Synthesis, in vitro, and in silico studies of novel heterocyclic compounds targeting the inhibition of DPP4, α-amylase, and α-glucosidase enzymes Type 2 diabetes is a group of metabolic diseases characterized by hyperglycemia resulting from defects in insulin secretion, insulin action, or both. The oral hypoglycemic drug market is expanding as the number of diabetic patients increases significantly. For the control of diabetes, the discovery of new antidiabetic agents with less side effects is obligatory. In this context, original compounds having heterocyclic structures were synthesized and characterized and thier inhibitory activities on Dipeptidyl peptidas-4 (DPP4), a-amylase and a-glucosidase were investigated by in silico and in vitro methods, and their inhibitory activities were expressed as IC50 values. In the in silico part of our study, pharmaceutical suitability of these unique compounds were analyzed, and thier interactions with amino acids at the active sites of DPP4, a-amylase and a-glucosidase were examined using molecular docking method and binding energies were also determined. It has been investigated whether the results of molecular docking studies and experimental studies support each other.
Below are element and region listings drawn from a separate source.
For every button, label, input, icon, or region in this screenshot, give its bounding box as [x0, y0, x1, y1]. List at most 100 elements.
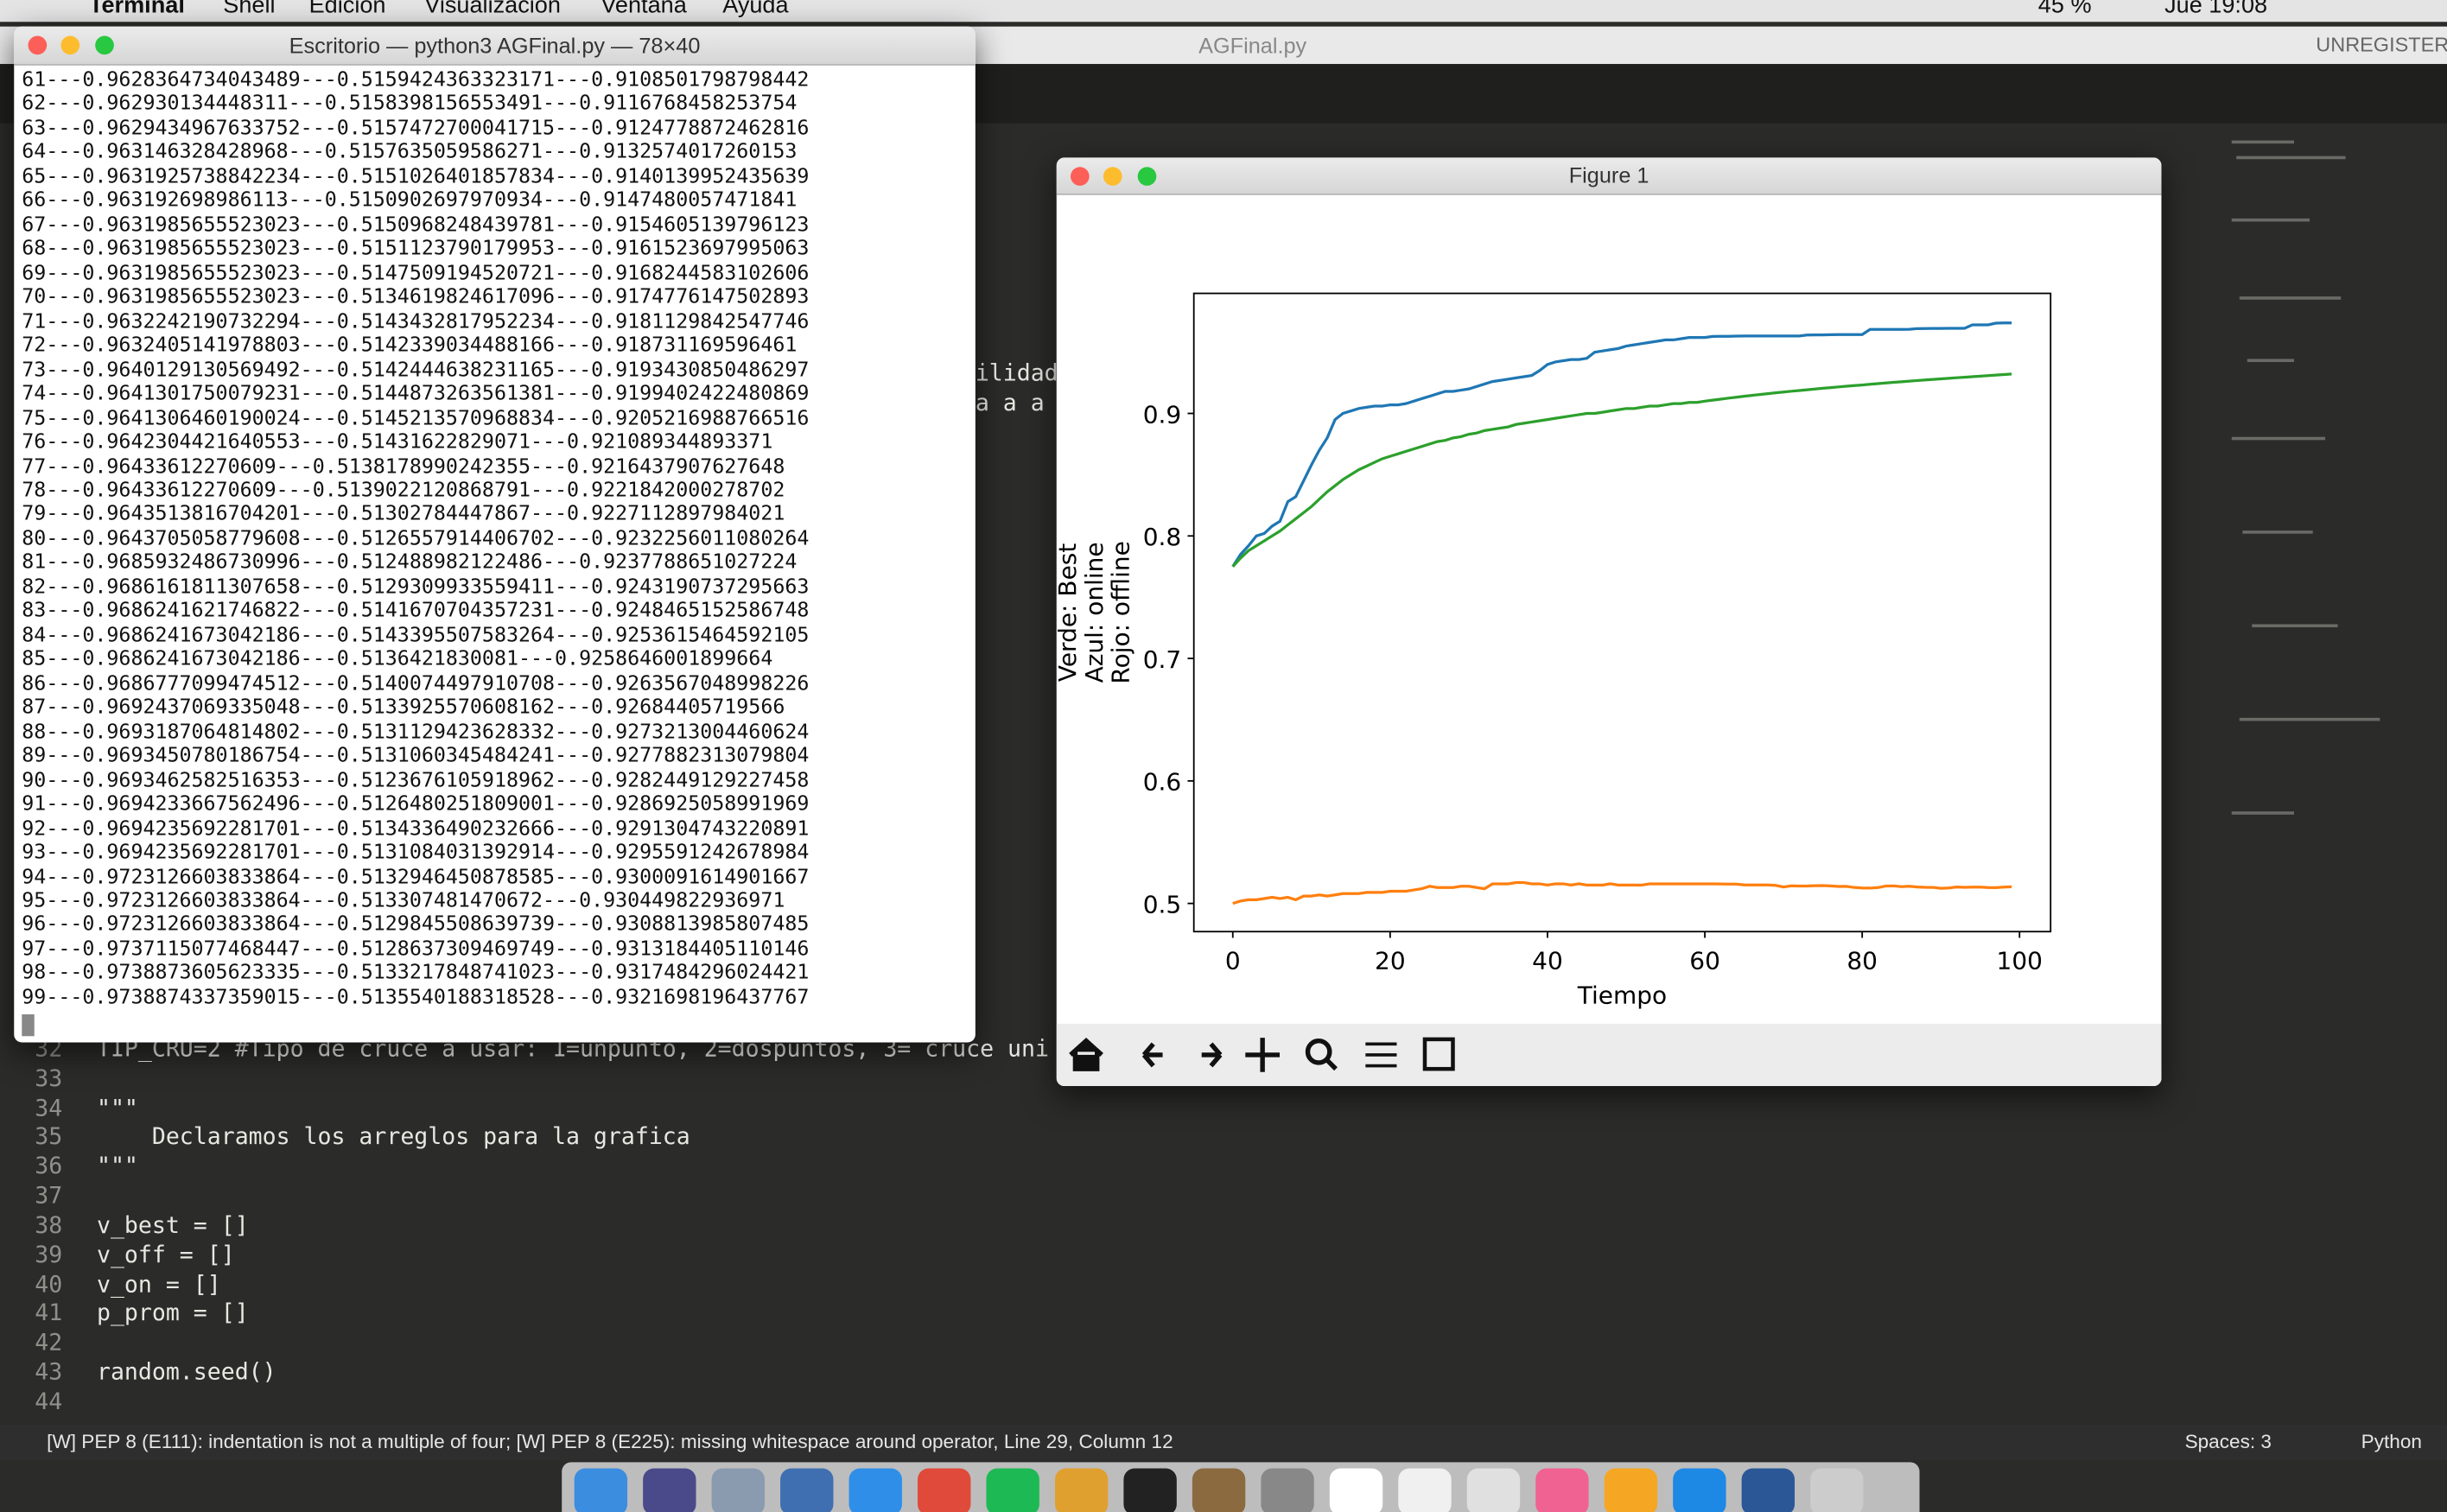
terminal-line: 85---0.9686241673042186---0.513642183008…: [22, 648, 773, 672]
home-button[interactable]: [1069, 1038, 1103, 1071]
status-bar: [W] PEP 8 (E111): indentation is not a m…: [0, 1424, 2447, 1461]
zoom-button[interactable]: [1305, 1038, 1338, 1071]
menu-item[interactable]: Ayuda: [722, 0, 789, 19]
x-tick-label: 100: [1997, 947, 2043, 975]
forward-button[interactable]: [1201, 1042, 1223, 1068]
indent-setting[interactable]: Spaces: 3: [2184, 1431, 2272, 1453]
back-button[interactable]: [1141, 1042, 1163, 1068]
code-line: v_on = []: [96, 1271, 221, 1299]
terminal-line: 94---0.9723126603833864---0.513294645087…: [22, 865, 810, 889]
terminal-line: 77---0.96433612270609---0.51381789902423…: [22, 454, 785, 479]
terminal-line: 82---0.9686161811307658---0.512930993355…: [22, 575, 810, 600]
dock-icon[interactable]: [780, 1468, 834, 1512]
terminal-line: 80---0.9643705058779608---0.512655791440…: [22, 527, 810, 551]
code-line: """: [96, 1153, 138, 1180]
dock-icon[interactable]: [711, 1468, 765, 1512]
y-tick-label: 0.9: [1143, 400, 1182, 429]
terminal-line: 68---0.9631985655523023---0.515112379017…: [22, 238, 810, 262]
dock-icon[interactable]: [1673, 1468, 1726, 1512]
dock-icon[interactable]: [1123, 1468, 1177, 1512]
menu-item[interactable]: Ventana: [601, 0, 687, 19]
figure-window: Figure 1 0.5 0.6 0.7 0.8 0.9 0 20 40 60 80 100 Tiem…: [1056, 157, 2162, 1087]
terminal-line: 93---0.9694235692281701---0.513108403139…: [22, 841, 810, 865]
syntax-setting[interactable]: Python: [2361, 1431, 2422, 1453]
cursor: [22, 1013, 35, 1037]
x-tick-label: 0: [1225, 947, 1241, 975]
minimize-button[interactable]: [60, 35, 80, 55]
dock-icon[interactable]: [1261, 1468, 1314, 1512]
y-axis-label: Verde: Best: [1057, 543, 1082, 683]
y-tick-label: 0.7: [1143, 645, 1182, 674]
terminal-line: 64---0.963146328428968---0.5157635059586…: [22, 141, 798, 165]
series-line: [1231, 372, 2012, 568]
code-line: Declaramos los arreglos para la grafica: [96, 1124, 690, 1151]
dock-icon[interactable]: [643, 1468, 696, 1512]
y-tick-label: 0.8: [1143, 523, 1182, 551]
line-number: 33: [35, 1065, 63, 1092]
menu-item[interactable]: Shell: [223, 0, 276, 19]
battery-status: 45 %: [2037, 0, 2092, 19]
terminal-line: 75---0.9641306460190024---0.514521357096…: [22, 406, 810, 430]
line-number: 38: [35, 1212, 63, 1240]
zoom-button[interactable]: [1137, 167, 1157, 186]
dock-icon[interactable]: [1604, 1468, 1658, 1512]
dock-icon[interactable]: [574, 1468, 628, 1512]
terminal-line: 74---0.9641301750079231---0.514487326356…: [22, 382, 810, 406]
status-message: [W] PEP 8 (E111): indentation is not a m…: [47, 1431, 1173, 1453]
terminal-line: 97---0.9737115077468447---0.512863730946…: [22, 937, 810, 962]
series-line: [1231, 321, 2012, 568]
terminal-line: 99---0.9738874337359015---0.513554018831…: [22, 986, 810, 1010]
terminal-line: 71---0.9632242190732294---0.514343281795…: [22, 309, 810, 334]
license-label: UNREGISTER: [2316, 32, 2447, 57]
code-line: """: [96, 1095, 138, 1121]
dock-icon[interactable]: [986, 1468, 1039, 1512]
line-number: 39: [35, 1242, 63, 1269]
terminal-line: 78---0.96433612270609---0.51390221208687…: [22, 479, 785, 503]
close-button[interactable]: [28, 35, 48, 55]
zoom-button[interactable]: [95, 35, 114, 55]
pan-button[interactable]: [1245, 1038, 1281, 1072]
configure-button[interactable]: [1365, 1042, 1397, 1068]
terminal-line: 73---0.9640129130569492---0.514244463823…: [22, 358, 810, 382]
dock-icon[interactable]: [849, 1468, 902, 1512]
terminal-line: 95---0.9723126603833864---0.513307481470…: [22, 889, 785, 913]
x-tick-label: 80: [1846, 947, 1878, 975]
y-axis-label: Azul: online: [1080, 542, 1109, 683]
x-tick-label: 20: [1375, 947, 1406, 975]
save-button[interactable]: [1422, 1037, 1455, 1071]
series-line: [1232, 880, 2012, 905]
dock-icon[interactable]: [1741, 1468, 1796, 1512]
terminal-title-bar: Escritorio — python3 AGFinal.py — 78×40: [14, 26, 976, 66]
dock-icon[interactable]: [1054, 1468, 1109, 1512]
menu-item[interactable]: Terminal: [88, 0, 185, 19]
line-number: 44: [35, 1388, 63, 1416]
dock: [562, 1462, 1920, 1512]
toolbar: [1056, 1023, 2162, 1087]
terminal-line: 91---0.9694233667562496---0.512648025180…: [22, 792, 810, 816]
chart: 0.5 0.6 0.7 0.8 0.9 0 20 40 60 80 100 Tiempo Verde: …: [1057, 292, 2052, 1009]
minimize-button[interactable]: [1103, 167, 1122, 186]
dock-icon[interactable]: [1810, 1468, 1864, 1512]
close-button[interactable]: [1070, 167, 1090, 186]
menu-item[interactable]: Edición: [308, 0, 386, 19]
menu-item[interactable]: Visualización: [424, 0, 561, 19]
dock-icon[interactable]: [1398, 1468, 1452, 1512]
dock-icon[interactable]: [1466, 1468, 1521, 1512]
dock-icon[interactable]: [1535, 1468, 1589, 1512]
terminal-line: 61---0.9628364734043489---0.515942436332…: [22, 68, 810, 92]
dock-icon[interactable]: [917, 1468, 971, 1512]
line-number: 36: [35, 1153, 63, 1180]
editor-tab[interactable]: AGFinal.py: [1198, 32, 1307, 58]
dock-icon[interactable]: [1329, 1468, 1383, 1512]
terminal-line: 81---0.9685932486730996---0.512488982122…: [22, 551, 798, 575]
code-line: p_prom = []: [96, 1300, 249, 1328]
terminal-line: 76---0.9642304421640553---0.514316228290…: [22, 430, 773, 454]
terminal-line: 84---0.9686241673042186---0.514339550758…: [22, 624, 810, 648]
code-fragment: a a a: [975, 390, 1045, 417]
line-number: 42: [35, 1330, 63, 1357]
terminal-line: 90---0.9693462582516353---0.512367610591…: [22, 768, 810, 792]
figure-title: Figure 1: [1568, 162, 1649, 187]
dock-icon[interactable]: [1192, 1468, 1246, 1512]
line-number: 34: [35, 1095, 63, 1121]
In both in silico and in vitro studies, sitagliptin, which is one of the well known DPP4 inhibitors, acarbose and quercetin the most common inhibitors in literature; for α-amylase and α-glucosidase simultaneously were selected as model compounds. Compounds had no considirable inhibitory activity on DPP4 and α-glucosidase but it was observed that compounds; (3a), (3d), (7) and (7a) had the most remarkable α-amylase inhibitory activity; in addition to the inhibition studies, in vitro and in silico Bovine Serum Albumin (BSA) binding studies were performed with these four compounds. When the results of the BSA binding studies were evaluated, it was concluded that the binding had a negative ΔG value, indicating that the interactions between BSA and compounds 3a, 3d, 7 and 7a occurred spontaneously. In light of these findings, modifying the functional groups of these novel compounds and supporting them with in vivo studies may contribute to the development of new drugs for the treatment of Type 2 diabetes.